The parish, just over 500 hectares in area, occupies the S. side of a flat-topped ridge covered by Boulder Clay, at 125 m. above OD. Only in the narrow valley in the W. of the parish, occupied by the village, are narrow bands of Oolitic limestones, Northampton Sand and clay exposed, between 125 m. and 100 m. above OD.

Roman

a(1) Roman Settlement (?) (SP 69735293), in the N. of the parish, on Boulder Clay at 140 m. above OD. A scatter of Roman pottery was found in 1957 (OS Record Cards).

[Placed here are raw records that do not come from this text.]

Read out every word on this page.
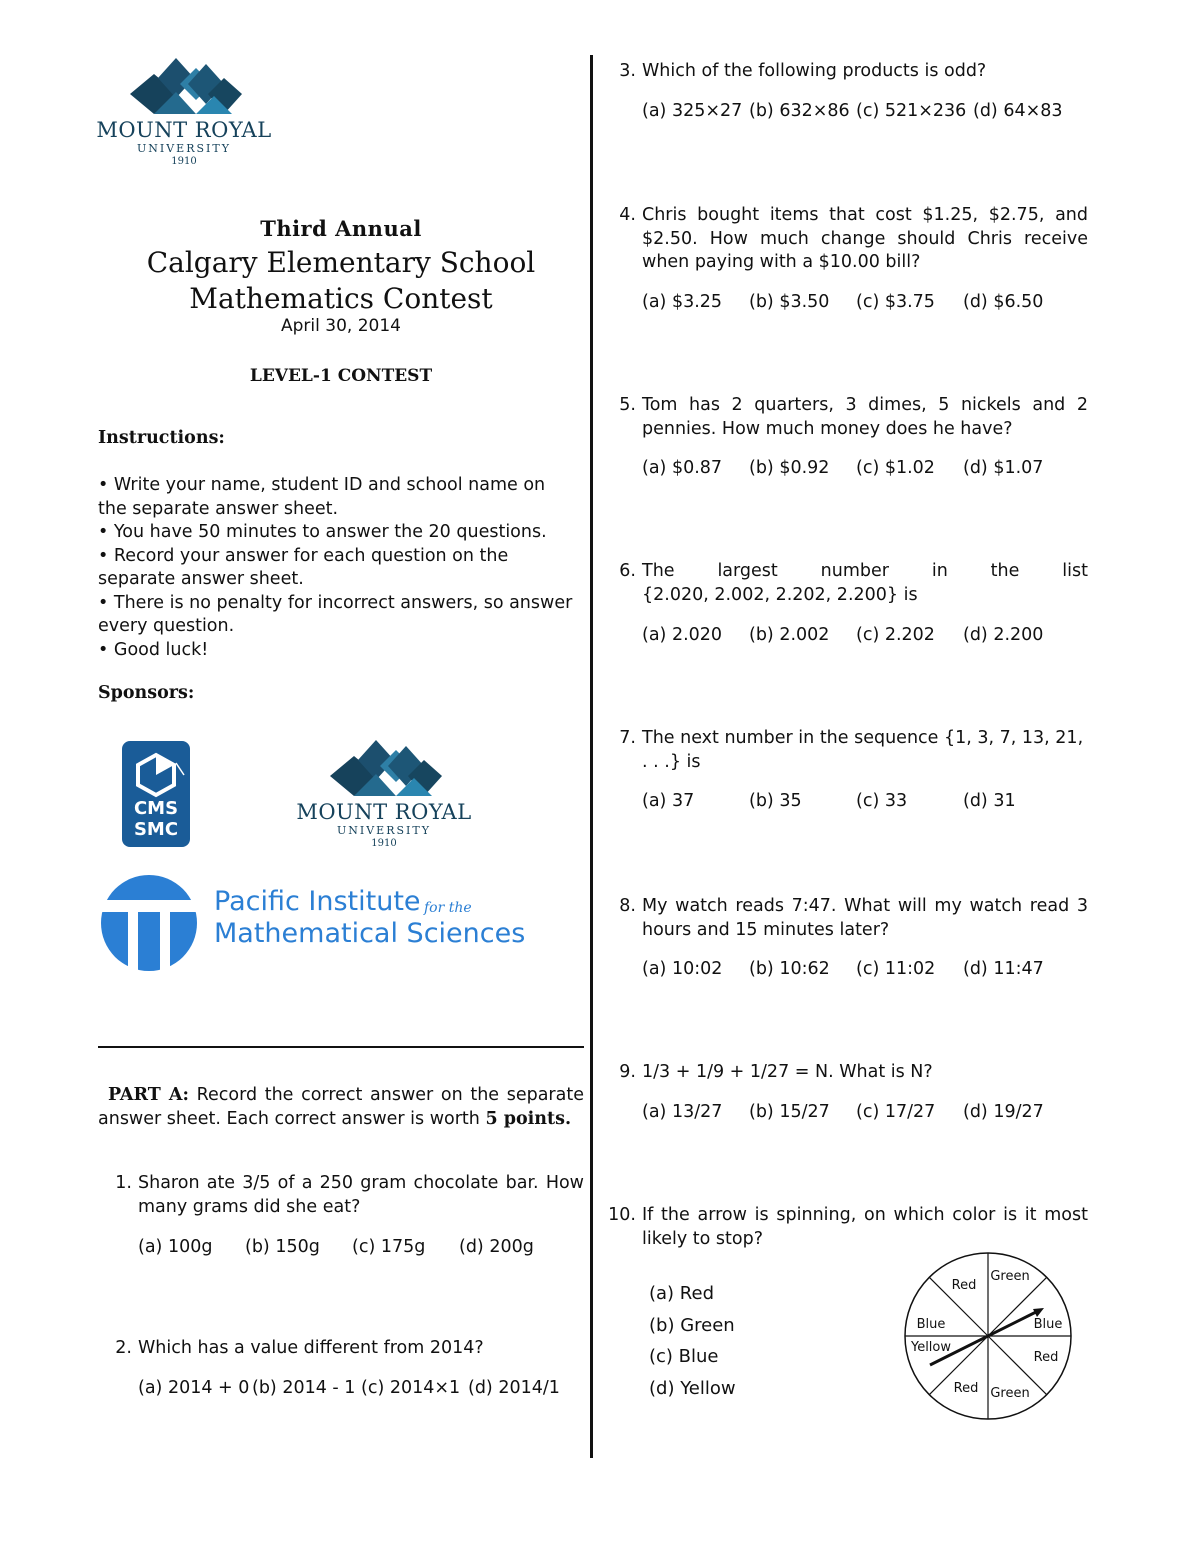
MOUNT ROYAL
UNIVERSITY
1910
Third Annual
Calgary Elementary School
Mathematics Contest
April 30, 2014
LEVEL-1 CONTEST
Instructions:
• Write your name, student ID and school name on the separate answer sheet.
• You have 50 minutes to answer the 20 questions.
• Record your answer for each question on the separate answer sheet.
• There is no penalty for incorrect answers, so answer every question.
• Good luck!
Sponsors:
CMS
SMC
MOUNT ROYAL
UNIVERSITY
1910
Pacific Institute for the
Mathematical Sciences
PART A: Record the correct answer on the separate answer sheet. Each correct answer is worth 5 points.
1. Sharon ate 3/5 of a 250 gram chocolate bar. How many grams did she eat?
(a) 100g (b) 150g (c) 175g (d) 200g
2. Which has a value different from 2014?
(a) 2014 + 0 (b) 2014 - 1 (c) 2014×1 (d) 2014/1
3. Which of the following products is odd?
(a) 325×27 (b) 632×86 (c) 521×236 (d) 64×83
4. Chris bought items that cost $1.25, $2.75, and $2.50. How much change should Chris receive when paying with a $10.00 bill?
(a) $3.25 (b) $3.50 (c) $3.75 (d) $6.50
5. Tom has 2 quarters, 3 dimes, 5 nickels and 2 pennies. How much money does he have?
(a) $0.87 (b) $0.92 (c) $1.02 (d) $1.07
6. The largest number in the list
{2.020, 2.002, 2.202, 2.200} is
(a) 2.020 (b) 2.002 (c) 2.202 (d) 2.200
7. The next number in the sequence {1, 3, 7, 13, 21, . . .} is
(a) 37	(b) 35	(c) 33	(d) 31
8. My watch reads 7:47. What will my watch read 3 hours and 15 minutes later?
(a) 10:02 (b) 10:62 (c) 11:02 (d) 11:47
9. 1/3 + 1/9 + 1/27 = N. What is N?
(a) 13/27 (b) 15/27 (c) 17/27 (d) 19/27
10. If the arrow is spinning, on which color is it most likely to stop?
(a) Red
(b) Green
(c) Blue
(d) Yellow
Green
Red
Blue
Yellow
Blue
Red
Red Green
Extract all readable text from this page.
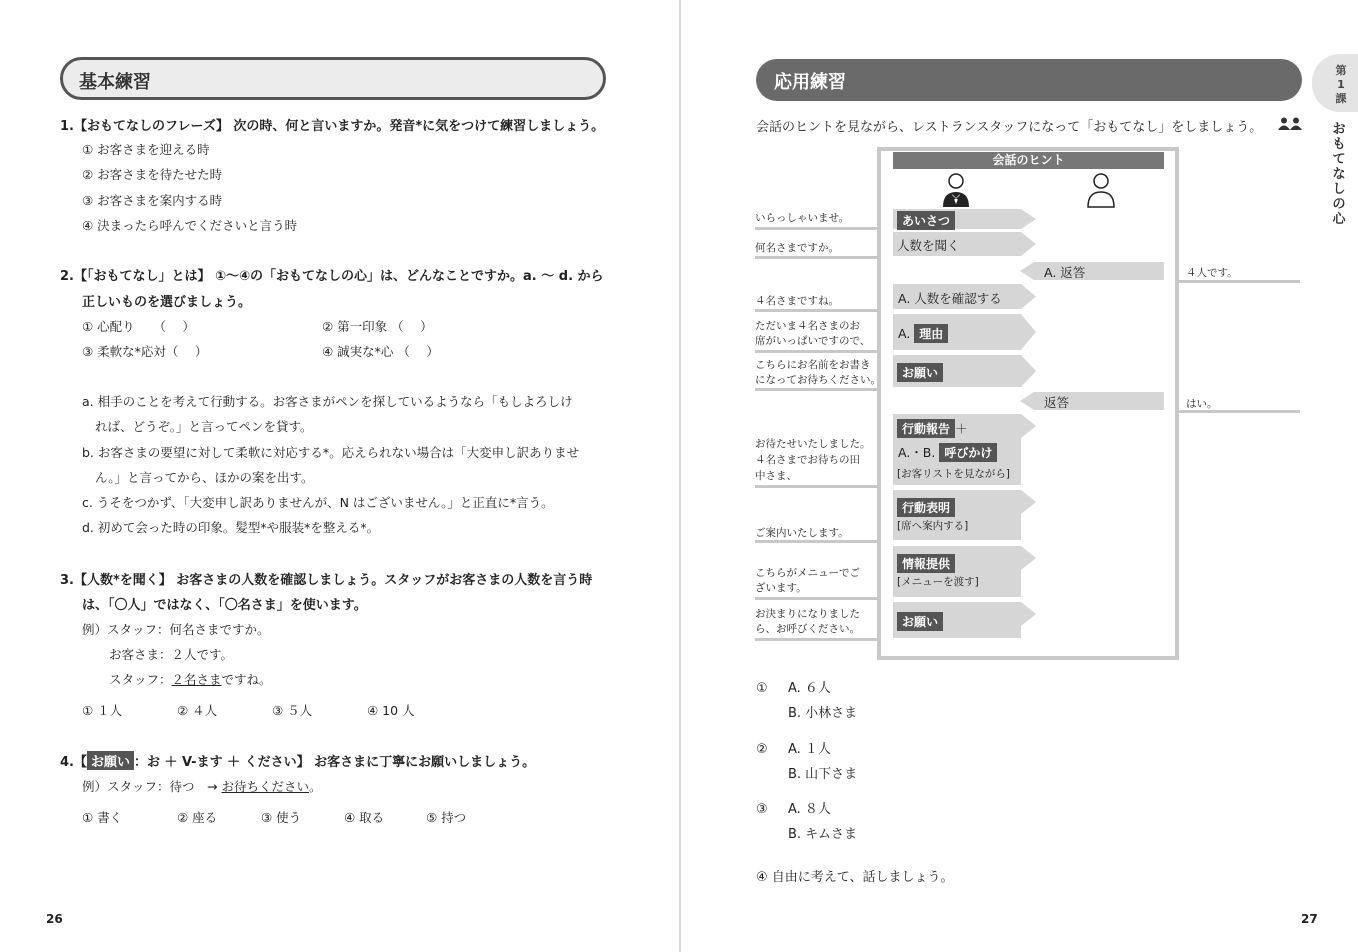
基本練習
1.【おもてなしのフレーズ】 次の時、何と言いますか。発音*に気をつけて練習しましょう。
① お客さまを迎える時
② お客さまを待たせた時
③ お客さまを案内する時
④ 決まったら呼んでくださいと言う時
2.【「おもてなし」とは】 ①〜④の「おもてなしの心」は、どんなことですか。a. 〜 d. から
正しいものを選びましょう。
① 心配り　　（　 ）	② 第一印象 （　 ）
③ 柔軟な*応対（　 ）	④ 誠実な*心 （　 ）
a. 相手のことを考えて行動する。お客さまがペンを探しているようなら「もしよろしけ
れば、どうぞ。」と言ってペンを貸す。
b. お客さまの要望に対して柔軟に対応する*。応えられない場合は「大変申し訳ありませ
ん。」と言ってから、ほかの案を出す。
c. うそをつかず、「大変申し訳ありませんが、N はございません。」と正直に*言う。
d. 初めて会った時の印象。髪型*や服装*を整える*。
3.【人数*を聞く】 お客さまの人数を確認しましょう。スタッフがお客さまの人数を言う時
は、「〇人」ではなく、「〇名さま」を使います。
例）スタッフ：何名さまですか。
お客さま：２人です。
スタッフ：２名さまですね。
① １人	② ４人	③ ５人	④ 10 人
4.【 お願い ：お ＋ V-ます ＋ ください】 お客さまに丁寧にお願いしましょう。
例）スタッフ：待つ　→ お待ちください。
① 書く	② 座る	③ 使う	④ 取る	⑤ 持つ
26
応用練習
第1課
おもてなしの心
会話のヒントを見ながら、レストランスタッフになって「おもてなし」をしましょう。
会話のヒント
いらっしゃいませ。
何名さまですか。
４名さまですね。
ただいま４名さまのお
席がいっぱいですので、
こちらにお名前をお書き
になってお待ちください。
お待たせいたしました。
４名さまでお待ちの田
中さま、
ご案内いたします。
こちらがメニューでご
ざいます。
お決まりになりました
ら、お呼びください。
４人です。
はい。
あいさつ
人数を聞く
A. 返答
A. 人数を確認する
A. 理由
お願い
返答
行動報告 ＋
A.・B. 呼びかけ
[お客リストを見ながら]
行動表明
[席へ案内する]
情報提供
[メニューを渡す]
お願い
① A. ６人
B. 小林さま
② A. １人
B. 山下さま
③ A. ８人
B. キムさま
④ 自由に考えて、話しましょう。
27
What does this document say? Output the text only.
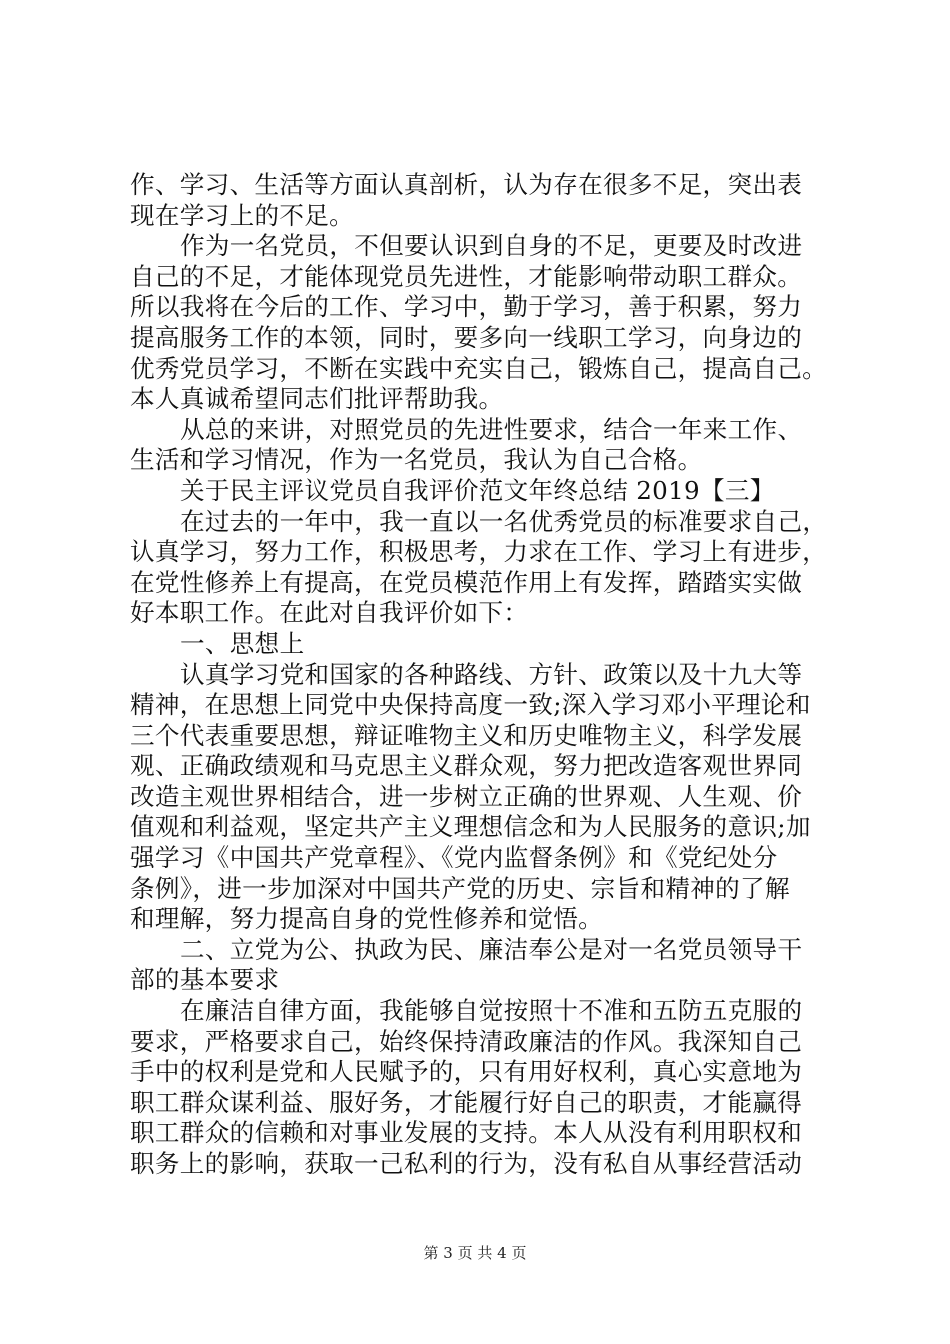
作、学习、生活等方面认真剖析，认为存在很多不足，突出表
现在学习上的不足。
作为一名党员，不但要认识到自身的不足，更要及时改进
自己的不足，才能体现党员先进性，才能影响带动职工群众。
所以我将在今后的工作、学习中，勤于学习，善于积累，努力
提高服务工作的本领，同时，要多向一线职工学习，向身边的
优秀党员学习，不断在实践中充实自己，锻炼自己，提高自己。
本人真诚希望同志们批评帮助我。
从总的来讲，对照党员的先进性要求，结合一年来工作、
生活和学习情况，作为一名党员，我认为自己合格。
关于民主评议党员自我评价范文年终总结 2019【三】
在过去的一年中，我一直以一名优秀党员的标准要求自己，
认真学习，努力工作，积极思考，力求在工作、学习上有进步，
在党性修养上有提高，在党员模范作用上有发挥，踏踏实实做
好本职工作。在此对自我评价如下：
一、思想上
认真学习党和国家的各种路线、方针、政策以及十九大等
精神，在思想上同党中央保持高度一致;深入学习邓小平理论和
三个代表重要思想，辩证唯物主义和历史唯物主义，科学发展
观、正确政绩观和马克思主义群众观，努力把改造客观世界同
改造主观世界相结合，进一步树立正确的世界观、人生观、价
值观和利益观，坚定共产主义理想信念和为人民服务的意识;加
强学习《中国共产党章程》、《党内监督条例》和《党纪处分
条例》，进一步加深对中国共产党的历史、宗旨和精神的了解
和理解，努力提高自身的党性修养和觉悟。
二、立党为公、执政为民、廉洁奉公是对一名党员领导干
部的基本要求
在廉洁自律方面，我能够自觉按照十不准和五防五克服的
要求，严格要求自己，始终保持清政廉洁的作风。我深知自己
手中的权利是党和人民赋予的，只有用好权利，真心实意地为
职工群众谋利益、服好务，才能履行好自己的职责，才能赢得
职工群众的信赖和对事业发展的支持。本人从没有利用职权和
职务上的影响，获取一己私利的行为，没有私自从事经营活动
第 3 页 共 4 页
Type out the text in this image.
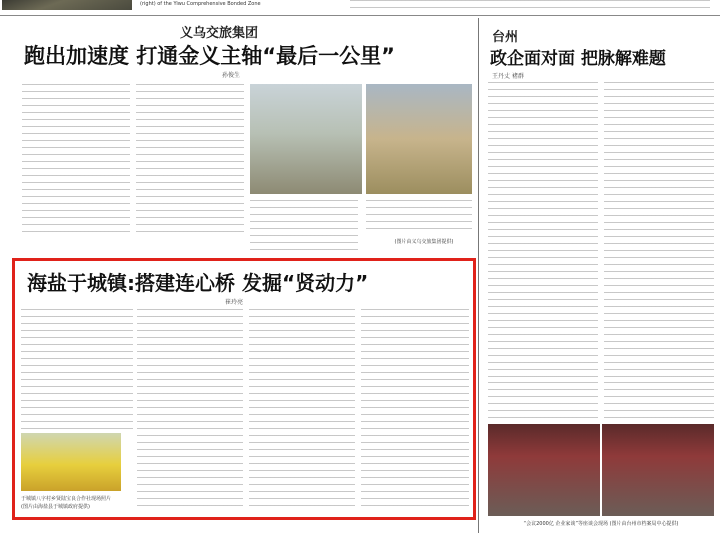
(right) of the Yiwu Comprehensive Bonded Zone
义乌交旅集团
跑出加速度 打通金义主轴“最后一公里”
孙俊生
(图片由义乌交旅集团提供)
台州
政企面对面 把脉解难题
王丹丈 褚群
“会议2000亿 企业家谈”等座谈会现场 (图片由台州市档案局中心提供)
海盐于城镇:搭建连心桥 发掘“贤动力”
崔玲亮
于城镇八字村乡贤陆宝良合作社现场照片
(图片由海盐县于城镇政府提供)
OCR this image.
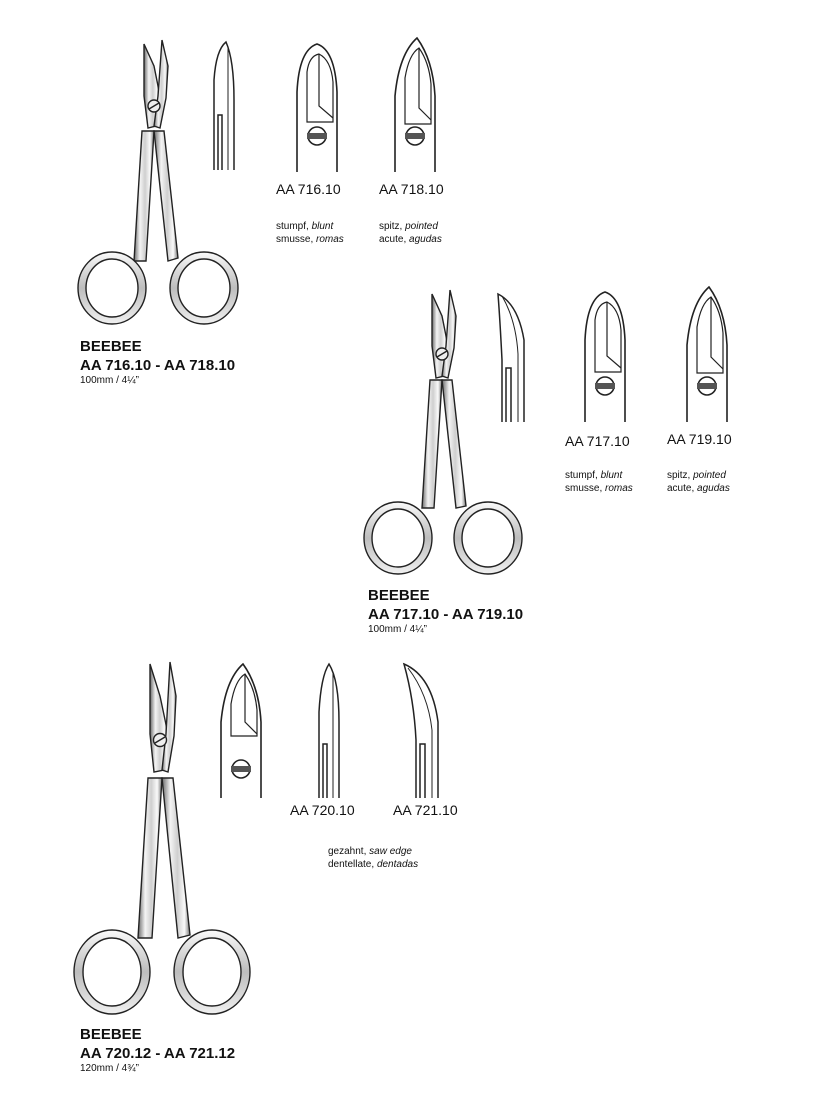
AA 716.10	AA 718.10
stumpf, blunt
smusse, romas
spitz, pointed
acute, agudas
BEEBEE
AA 716.10 - AA 718.10
100mm / 4¼”
AA 717.10	AA 719.10
stumpf, blunt
smusse, romas
spitz, pointed
acute, agudas
BEEBEE
AA 717.10 - AA 719.10
100mm / 4¼”
AA 720.10	AA 721.10
gezahnt, saw edge
dentellate, dentadas
BEEBEE
AA 720.12 - AA 721.12
120mm / 4¾”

a(2) Roman Settlement (SP 697524), N. of the village, on Boulder Clay at 125 m. above OD. Roman pottery, including mortarium sherds, has been found (NM; Northants. Archaeol., 11 (1976), 194).

Medieval and Later

a(3) Settlement Remains (centred SP 698515), formerly part of Tiffield, lie within the existing village, on limestone at about 150 m. above OD. The village appears always to have consisted of a single N.-S. street on the E. side of a small S.-flowing stream. Empty plots, containing earthworks, survived until recently but some of these have been destroyed by modern housing development. Immediately S. of the church (SP 699515) a small rectangular paddock still retains a large depression at its W. end, the site of a building which had already been removed by 1780 (NRO, Enclosure Map). At the S. end of the village (SP 699513) low banks, scarps and depressions on either side of the street are the sites of farm buildings still standing in 1780. (RAF VAP CPE/UK/1926, 1035–6; air photographs in NMR)

a(4) Bank (SP 698515), lies immediately S.W. of the church on the E. side of the stream, on clay at 102 m. above OD. A long bank 1.5 m. high and 6 m. wide spans the flat valley bottom and returns S. along the edge of the stream. No date or function can be assigned to this feature. (RAF VAP CPE/UK/1926, 1035–6)

(5) Cultivation Remains. The common fields of the parish were enclosed by an Act of Parliament of 1780 (NRO, Enclosure Map). At that time there were three open fields. Meadow Field to the S. of the village, Water Slade Field to the N. and N.W. and Full-Well Field to the E. and N.E. The Enclosure Map depicts the named furlongs of the common fields and it is of interest that each furlong is made up of a number of separate blocks of ridges, sometimes arranged at right angles to each other, an unusual system in Northamptonshire. This ridge-and-furrow survives on the ground or can be traced from air photographs in parts of all three fields and the pattern is almost complete W. of the village in the former Water Slade Field (SP 695515). There a group of rectangular furlongs, set at right angles to each other, lie around a long narrow close also containing ridge-and-furrow which was an old enclosure in 1780. To the E. of the village, in the former Full-Well Field (SP 705520), another large area of rectangular, interlocked furlongs survives. Immediately S.E. of the village, within the former Meadow Field (SP 702513), a broad hollow-way, presumably the precursor of the enclosure road to the N., passes between two blocks of reversed-S ridge-and-furrow. Ridge-and-furrow also survives around the village within paddocks which were old enclosures in 1780.

The unusual eastern projection of the parish which lay beyond Full-Well Field in 1780 was, at that date, already old enclosures. The field names there indicate that some of it had been cleared from woodland, but large parts of it have traces of ridge-and-furrow arranged in rectangular blocks. Some of the latter appear to lie within the field boundaries and may be of a relatively late date. (RAF VAP CPE/UK/1926, 1030–7, 3031–7; FSL6565, 2107–9)

Undated

Bridges (Hist. of Northants., I (1791), 271), writing in about 1720, said 'the foundation of old buildings are said to have been formerly dug up' at two places called Oxhay and Pyesnest, but these places have not been identified today.